Three years later, Morricone's services were required by Sergio Leone and Bernardo Bertolucci, Pier Paolo Pasolini and Gilles Pontecorvo . And popularity came with a catchy tune from "For a Fistful of Dollars" (by Leone), with whom he also stood out in "The Good, the Ugly, and the Bad" (1966). Morricone really appreciated his friend, whom he called "a total filmmaker." With Pasolini he worked for the provocative "Saló, or the 120 days of Sodom", which premiered at the Paris Festival a few days after the director's crime.

The consecrated Morricone began to enter teaching in 1970 (composition teacher at the Frosinone Conservatory) and also to participate more frequently in US cinema, being nominated for the first time for the Oscar for the western "Days of Glory ”, From Malicken 1979. But he never wanted to settle in Hollywood , despite the fact that his work was increasingly required. About that work, Morricone wrote that "it is one of my favorite films. Malick came to Rome in 1978, after having chatted for months on the phone thanks to an interpreter. Those conversations led me to the composition of 18 songs, which he selected" .

Ennio Morricone and the Oscar award that he waited for so long and that he finally received in 2016. (EFE)

The following nominations came with Roland Joffe's "The Mission" (surprisingly he did not win it, although everyone highlighted his beauty), with Brian de Palma's "The Untouchables of Elliot Ness" (1988), Barry Levinson's "Bugsy" (1992) and Giuseppe Tornatore's “Malena” (2001). But many consider his best score to be the soundtrack to "Once Upon a Time in America," Leone's latest film. De Palma, meanwhile, turned to Morricone for a very tough "Hearts of Iron", set in the Vietnam War, and for "Mission to Mars" (2000), which did not have as much success as the previous ones.

Morricone also ventured into contemporary music and had some returns to "classical" , while receiving multiple tributes, since that honorary Oscar and the title of Commander of the Order of the Italian Republic (1995), which was awarded to him by the Prime Minister Luigi Scalfaro. At the beginning of June, he was recognized with the 2020 Princess of Asturias Award for the Arts.

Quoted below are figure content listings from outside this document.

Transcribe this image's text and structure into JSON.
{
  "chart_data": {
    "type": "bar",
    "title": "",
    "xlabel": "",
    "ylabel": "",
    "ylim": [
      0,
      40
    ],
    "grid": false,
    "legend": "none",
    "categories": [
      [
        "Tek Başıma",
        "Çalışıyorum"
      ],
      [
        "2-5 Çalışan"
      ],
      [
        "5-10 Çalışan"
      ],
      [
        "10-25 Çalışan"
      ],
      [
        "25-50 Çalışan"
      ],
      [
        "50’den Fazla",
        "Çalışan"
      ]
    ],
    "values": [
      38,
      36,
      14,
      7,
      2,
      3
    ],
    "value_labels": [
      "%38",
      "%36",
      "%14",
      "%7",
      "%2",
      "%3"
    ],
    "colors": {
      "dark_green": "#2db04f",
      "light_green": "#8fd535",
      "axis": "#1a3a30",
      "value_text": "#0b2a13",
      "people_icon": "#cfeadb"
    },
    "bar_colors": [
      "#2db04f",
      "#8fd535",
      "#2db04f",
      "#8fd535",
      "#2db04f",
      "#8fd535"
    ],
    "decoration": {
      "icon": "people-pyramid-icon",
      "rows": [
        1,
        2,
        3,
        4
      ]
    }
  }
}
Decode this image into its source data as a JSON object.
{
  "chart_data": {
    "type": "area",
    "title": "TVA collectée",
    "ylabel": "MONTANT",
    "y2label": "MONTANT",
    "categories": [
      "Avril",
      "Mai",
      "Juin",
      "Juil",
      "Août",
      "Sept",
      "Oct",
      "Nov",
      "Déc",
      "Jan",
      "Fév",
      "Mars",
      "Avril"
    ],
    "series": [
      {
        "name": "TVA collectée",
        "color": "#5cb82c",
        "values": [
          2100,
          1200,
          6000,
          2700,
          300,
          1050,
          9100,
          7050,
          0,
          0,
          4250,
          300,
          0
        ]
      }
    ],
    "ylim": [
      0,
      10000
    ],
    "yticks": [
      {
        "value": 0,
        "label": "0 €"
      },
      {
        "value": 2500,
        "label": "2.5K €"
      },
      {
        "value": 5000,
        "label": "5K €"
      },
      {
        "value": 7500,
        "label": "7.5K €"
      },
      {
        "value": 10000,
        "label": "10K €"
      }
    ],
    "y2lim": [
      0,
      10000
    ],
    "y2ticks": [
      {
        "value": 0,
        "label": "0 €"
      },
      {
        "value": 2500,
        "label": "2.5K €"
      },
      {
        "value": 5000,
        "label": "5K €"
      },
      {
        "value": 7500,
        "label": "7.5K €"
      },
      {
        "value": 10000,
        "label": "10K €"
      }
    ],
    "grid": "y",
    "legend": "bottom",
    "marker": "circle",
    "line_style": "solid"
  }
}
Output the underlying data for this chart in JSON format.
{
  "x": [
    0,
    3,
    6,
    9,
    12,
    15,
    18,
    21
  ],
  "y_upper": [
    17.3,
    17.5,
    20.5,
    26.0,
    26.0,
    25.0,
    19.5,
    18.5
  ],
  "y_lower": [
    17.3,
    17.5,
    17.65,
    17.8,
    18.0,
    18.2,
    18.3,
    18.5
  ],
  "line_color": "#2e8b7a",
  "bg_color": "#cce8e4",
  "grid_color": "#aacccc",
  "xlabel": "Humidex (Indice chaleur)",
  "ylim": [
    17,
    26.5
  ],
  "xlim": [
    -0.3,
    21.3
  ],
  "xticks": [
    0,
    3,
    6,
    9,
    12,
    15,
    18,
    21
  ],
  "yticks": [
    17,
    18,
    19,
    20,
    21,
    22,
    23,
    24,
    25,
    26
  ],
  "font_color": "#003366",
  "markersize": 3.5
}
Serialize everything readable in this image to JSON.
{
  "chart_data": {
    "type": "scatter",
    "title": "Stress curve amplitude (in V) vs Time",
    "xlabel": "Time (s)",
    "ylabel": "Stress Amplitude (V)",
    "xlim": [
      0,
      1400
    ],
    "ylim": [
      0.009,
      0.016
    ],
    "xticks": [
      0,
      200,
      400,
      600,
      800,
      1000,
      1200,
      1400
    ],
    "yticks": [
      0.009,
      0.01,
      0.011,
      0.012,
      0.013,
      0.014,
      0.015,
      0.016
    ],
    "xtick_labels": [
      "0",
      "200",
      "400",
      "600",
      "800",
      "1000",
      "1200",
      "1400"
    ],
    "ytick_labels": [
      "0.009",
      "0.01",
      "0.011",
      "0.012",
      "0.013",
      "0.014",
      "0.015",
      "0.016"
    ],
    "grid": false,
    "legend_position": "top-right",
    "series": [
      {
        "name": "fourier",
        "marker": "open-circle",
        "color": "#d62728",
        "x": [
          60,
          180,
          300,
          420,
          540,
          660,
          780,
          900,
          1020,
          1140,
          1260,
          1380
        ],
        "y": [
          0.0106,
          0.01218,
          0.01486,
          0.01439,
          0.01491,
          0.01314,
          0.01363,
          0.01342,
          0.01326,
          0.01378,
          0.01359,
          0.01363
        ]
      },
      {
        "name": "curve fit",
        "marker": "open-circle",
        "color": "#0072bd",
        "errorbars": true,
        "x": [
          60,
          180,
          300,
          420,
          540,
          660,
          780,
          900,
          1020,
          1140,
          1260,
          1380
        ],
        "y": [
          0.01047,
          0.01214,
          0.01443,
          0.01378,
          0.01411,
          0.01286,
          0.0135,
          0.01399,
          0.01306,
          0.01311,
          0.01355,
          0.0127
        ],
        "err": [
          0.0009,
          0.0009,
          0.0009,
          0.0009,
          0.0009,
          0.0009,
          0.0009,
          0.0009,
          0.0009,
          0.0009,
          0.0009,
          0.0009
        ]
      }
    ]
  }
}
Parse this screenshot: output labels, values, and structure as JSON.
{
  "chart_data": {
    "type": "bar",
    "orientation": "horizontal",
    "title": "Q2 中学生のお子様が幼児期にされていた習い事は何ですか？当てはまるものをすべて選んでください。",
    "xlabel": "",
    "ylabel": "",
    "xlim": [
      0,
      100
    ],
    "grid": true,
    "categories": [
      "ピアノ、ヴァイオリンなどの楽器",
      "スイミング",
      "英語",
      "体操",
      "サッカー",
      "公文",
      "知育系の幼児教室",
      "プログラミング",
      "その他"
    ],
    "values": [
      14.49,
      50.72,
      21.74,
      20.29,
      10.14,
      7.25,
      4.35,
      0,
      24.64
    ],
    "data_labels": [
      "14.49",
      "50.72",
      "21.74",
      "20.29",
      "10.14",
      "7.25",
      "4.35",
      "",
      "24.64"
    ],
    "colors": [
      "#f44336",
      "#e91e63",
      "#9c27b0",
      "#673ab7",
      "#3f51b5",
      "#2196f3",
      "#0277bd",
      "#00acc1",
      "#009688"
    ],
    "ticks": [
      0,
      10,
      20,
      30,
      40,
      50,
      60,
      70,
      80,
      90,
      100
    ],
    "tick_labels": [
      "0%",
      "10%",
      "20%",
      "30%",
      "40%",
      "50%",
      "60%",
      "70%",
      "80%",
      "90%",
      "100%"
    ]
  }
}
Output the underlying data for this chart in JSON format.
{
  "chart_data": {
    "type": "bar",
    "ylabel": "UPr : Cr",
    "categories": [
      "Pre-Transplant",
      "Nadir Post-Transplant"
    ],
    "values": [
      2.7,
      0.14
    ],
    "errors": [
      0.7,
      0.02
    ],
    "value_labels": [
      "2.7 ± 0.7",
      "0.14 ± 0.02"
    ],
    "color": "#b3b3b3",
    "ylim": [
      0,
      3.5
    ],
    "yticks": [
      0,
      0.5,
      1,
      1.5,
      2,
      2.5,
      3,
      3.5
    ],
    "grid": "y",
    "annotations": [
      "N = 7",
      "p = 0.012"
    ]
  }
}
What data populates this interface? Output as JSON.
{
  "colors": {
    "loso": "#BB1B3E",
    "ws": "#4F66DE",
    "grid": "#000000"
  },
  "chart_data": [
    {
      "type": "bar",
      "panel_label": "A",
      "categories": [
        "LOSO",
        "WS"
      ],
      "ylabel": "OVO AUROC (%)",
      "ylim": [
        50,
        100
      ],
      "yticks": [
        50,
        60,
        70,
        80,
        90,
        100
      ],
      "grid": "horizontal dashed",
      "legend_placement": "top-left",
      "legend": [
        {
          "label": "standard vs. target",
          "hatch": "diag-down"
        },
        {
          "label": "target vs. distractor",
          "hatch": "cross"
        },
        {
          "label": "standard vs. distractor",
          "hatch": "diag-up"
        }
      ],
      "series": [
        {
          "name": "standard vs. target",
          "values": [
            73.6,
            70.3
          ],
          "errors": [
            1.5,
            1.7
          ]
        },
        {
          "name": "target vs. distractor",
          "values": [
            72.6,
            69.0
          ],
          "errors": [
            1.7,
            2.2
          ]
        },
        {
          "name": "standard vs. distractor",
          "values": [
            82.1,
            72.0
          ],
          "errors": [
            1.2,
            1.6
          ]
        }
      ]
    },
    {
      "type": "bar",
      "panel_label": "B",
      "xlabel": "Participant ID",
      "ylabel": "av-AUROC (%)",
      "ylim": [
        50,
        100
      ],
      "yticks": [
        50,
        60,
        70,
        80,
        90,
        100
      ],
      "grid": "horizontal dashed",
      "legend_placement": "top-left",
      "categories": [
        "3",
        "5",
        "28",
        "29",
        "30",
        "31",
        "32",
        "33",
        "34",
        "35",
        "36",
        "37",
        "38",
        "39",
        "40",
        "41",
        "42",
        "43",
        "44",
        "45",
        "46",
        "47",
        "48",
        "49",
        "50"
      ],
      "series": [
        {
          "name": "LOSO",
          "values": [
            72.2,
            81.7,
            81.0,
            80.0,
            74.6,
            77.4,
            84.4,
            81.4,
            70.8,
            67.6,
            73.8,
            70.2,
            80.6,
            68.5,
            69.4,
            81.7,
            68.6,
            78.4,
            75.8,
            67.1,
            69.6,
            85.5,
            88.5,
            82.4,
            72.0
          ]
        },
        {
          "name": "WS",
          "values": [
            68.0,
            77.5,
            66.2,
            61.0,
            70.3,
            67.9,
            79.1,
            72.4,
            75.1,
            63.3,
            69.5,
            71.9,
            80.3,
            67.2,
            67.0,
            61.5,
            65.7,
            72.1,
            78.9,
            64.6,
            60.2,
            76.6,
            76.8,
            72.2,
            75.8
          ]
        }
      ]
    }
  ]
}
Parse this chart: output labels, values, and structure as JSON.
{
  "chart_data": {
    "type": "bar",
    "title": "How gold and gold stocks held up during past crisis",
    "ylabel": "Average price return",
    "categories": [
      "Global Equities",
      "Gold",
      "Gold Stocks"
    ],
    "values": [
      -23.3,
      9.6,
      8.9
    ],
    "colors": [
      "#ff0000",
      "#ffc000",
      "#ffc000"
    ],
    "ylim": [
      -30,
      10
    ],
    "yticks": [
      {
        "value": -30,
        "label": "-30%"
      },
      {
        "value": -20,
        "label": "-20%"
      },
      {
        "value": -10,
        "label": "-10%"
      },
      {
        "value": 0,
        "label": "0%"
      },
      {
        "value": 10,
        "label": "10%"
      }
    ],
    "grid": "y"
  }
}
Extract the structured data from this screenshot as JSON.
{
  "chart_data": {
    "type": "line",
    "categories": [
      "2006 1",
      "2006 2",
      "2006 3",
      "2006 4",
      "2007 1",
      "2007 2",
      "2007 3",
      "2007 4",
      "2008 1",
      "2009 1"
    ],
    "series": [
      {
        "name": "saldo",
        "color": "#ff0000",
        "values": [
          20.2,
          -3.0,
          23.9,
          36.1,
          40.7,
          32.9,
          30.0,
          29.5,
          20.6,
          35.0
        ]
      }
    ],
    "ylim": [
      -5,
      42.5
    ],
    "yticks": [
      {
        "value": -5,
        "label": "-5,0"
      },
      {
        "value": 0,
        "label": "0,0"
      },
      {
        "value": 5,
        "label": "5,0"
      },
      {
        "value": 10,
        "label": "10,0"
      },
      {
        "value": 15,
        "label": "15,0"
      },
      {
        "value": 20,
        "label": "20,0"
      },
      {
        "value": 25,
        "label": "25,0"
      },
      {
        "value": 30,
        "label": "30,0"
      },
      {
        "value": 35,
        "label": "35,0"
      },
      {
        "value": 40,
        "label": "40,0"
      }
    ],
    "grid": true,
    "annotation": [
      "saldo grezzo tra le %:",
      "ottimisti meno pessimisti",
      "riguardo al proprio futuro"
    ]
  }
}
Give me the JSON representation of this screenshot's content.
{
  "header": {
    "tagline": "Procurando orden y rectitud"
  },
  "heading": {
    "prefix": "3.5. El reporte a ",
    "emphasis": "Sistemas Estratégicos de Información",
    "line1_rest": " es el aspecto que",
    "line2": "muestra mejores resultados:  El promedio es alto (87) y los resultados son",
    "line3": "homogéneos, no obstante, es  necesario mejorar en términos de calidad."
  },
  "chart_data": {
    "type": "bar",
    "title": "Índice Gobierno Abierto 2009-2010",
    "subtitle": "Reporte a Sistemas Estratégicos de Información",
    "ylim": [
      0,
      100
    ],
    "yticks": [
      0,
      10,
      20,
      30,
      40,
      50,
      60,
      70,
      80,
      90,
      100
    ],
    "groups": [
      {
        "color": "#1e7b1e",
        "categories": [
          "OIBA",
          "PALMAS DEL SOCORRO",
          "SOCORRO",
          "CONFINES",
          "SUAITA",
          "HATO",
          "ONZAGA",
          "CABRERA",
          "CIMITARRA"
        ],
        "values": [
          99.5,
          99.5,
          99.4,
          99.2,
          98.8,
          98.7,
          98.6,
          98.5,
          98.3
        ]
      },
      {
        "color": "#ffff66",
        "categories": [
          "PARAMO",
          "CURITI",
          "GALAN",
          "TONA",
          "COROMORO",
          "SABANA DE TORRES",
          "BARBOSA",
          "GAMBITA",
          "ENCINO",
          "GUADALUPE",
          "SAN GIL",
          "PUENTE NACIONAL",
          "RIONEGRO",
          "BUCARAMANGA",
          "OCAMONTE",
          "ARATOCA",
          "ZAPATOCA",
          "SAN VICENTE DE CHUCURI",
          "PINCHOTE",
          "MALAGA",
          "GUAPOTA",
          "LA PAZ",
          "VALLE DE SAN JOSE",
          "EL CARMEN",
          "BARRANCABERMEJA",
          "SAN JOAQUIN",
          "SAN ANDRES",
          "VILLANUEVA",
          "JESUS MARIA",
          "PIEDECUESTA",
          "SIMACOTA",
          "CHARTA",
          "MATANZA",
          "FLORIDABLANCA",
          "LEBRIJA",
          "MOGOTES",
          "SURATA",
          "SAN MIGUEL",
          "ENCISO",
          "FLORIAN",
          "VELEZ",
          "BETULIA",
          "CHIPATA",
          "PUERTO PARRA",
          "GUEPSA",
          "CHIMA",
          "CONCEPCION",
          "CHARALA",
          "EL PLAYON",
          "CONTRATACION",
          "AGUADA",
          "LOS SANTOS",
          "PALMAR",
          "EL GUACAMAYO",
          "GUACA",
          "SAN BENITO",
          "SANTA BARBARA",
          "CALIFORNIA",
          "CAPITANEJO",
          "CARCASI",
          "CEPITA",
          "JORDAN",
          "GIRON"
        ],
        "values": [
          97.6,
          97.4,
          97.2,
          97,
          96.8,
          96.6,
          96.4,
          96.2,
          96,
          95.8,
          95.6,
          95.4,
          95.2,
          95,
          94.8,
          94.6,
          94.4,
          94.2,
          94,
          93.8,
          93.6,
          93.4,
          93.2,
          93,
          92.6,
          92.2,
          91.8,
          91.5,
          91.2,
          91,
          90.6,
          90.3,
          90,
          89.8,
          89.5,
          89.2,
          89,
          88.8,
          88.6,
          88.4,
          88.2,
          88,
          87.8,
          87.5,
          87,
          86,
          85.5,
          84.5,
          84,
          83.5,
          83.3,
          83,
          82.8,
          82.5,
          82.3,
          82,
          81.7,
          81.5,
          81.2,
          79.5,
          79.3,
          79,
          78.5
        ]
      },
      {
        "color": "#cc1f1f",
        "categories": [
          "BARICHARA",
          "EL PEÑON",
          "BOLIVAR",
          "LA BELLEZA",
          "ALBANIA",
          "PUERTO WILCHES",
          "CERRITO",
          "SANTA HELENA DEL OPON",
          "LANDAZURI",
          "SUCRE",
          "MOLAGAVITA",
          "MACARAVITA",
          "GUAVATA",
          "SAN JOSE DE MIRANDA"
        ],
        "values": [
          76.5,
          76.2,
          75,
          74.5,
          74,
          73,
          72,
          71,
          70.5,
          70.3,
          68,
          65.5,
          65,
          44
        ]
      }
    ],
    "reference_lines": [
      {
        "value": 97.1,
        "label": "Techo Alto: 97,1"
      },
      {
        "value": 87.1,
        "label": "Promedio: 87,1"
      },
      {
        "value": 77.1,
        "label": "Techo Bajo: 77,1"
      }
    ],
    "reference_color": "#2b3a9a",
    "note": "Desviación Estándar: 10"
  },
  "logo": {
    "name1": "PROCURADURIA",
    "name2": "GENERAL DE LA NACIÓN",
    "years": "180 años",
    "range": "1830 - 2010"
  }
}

Ennio Morricone, in London in 2001. (AP)

But one of those tributes was an album (something strange but striking) in which stars of different genres and different generations appeared under the title "We all love, Ennio Morricone". They were there from Bruce Springsteen to soprano Renée Fleming, from Roger Waters to Metallica. Interviewed by the newspaper El País on the occasion of that album, he referred to such eclectic tastes: "I do not know exactly the reasons that make my music appeal to so many different people. Although I suppose some: for the thematic clarity, harmonic simplicity and a orchestration that many find fascinating. " For his part, Tornatore dedicated the documentary "Glance of Music" to him, in recognition of his work.

Ennio Morricone and Sophia Loren, music and image of a part of the universal cinematography. (EFE)

On one of his most successful compositions - the music for “Cinema Paradiso” - he said that “it gives the emotion it should give, it is not neutral. I can't say it's the most important, but it's true that it has worked better than in other movies. " Another of his reflections: “If a film requires nostalgic music, I compose it. If you need dramatic music, too. Film music does not belong to the composer, it belongs to the film. If there is something about the composer, it is usually something personal, intimate. But what prevails is the need for the story that the film tells ”.

On the other hand, he referred to his concept of creation: "I am both an artist and a craftsman. I use my brain and my feelings to compose, and I do it through technique, mastering the formulas of musical writing." He cited his references as "Bach, Stravinsky and my teacher, Petrassi".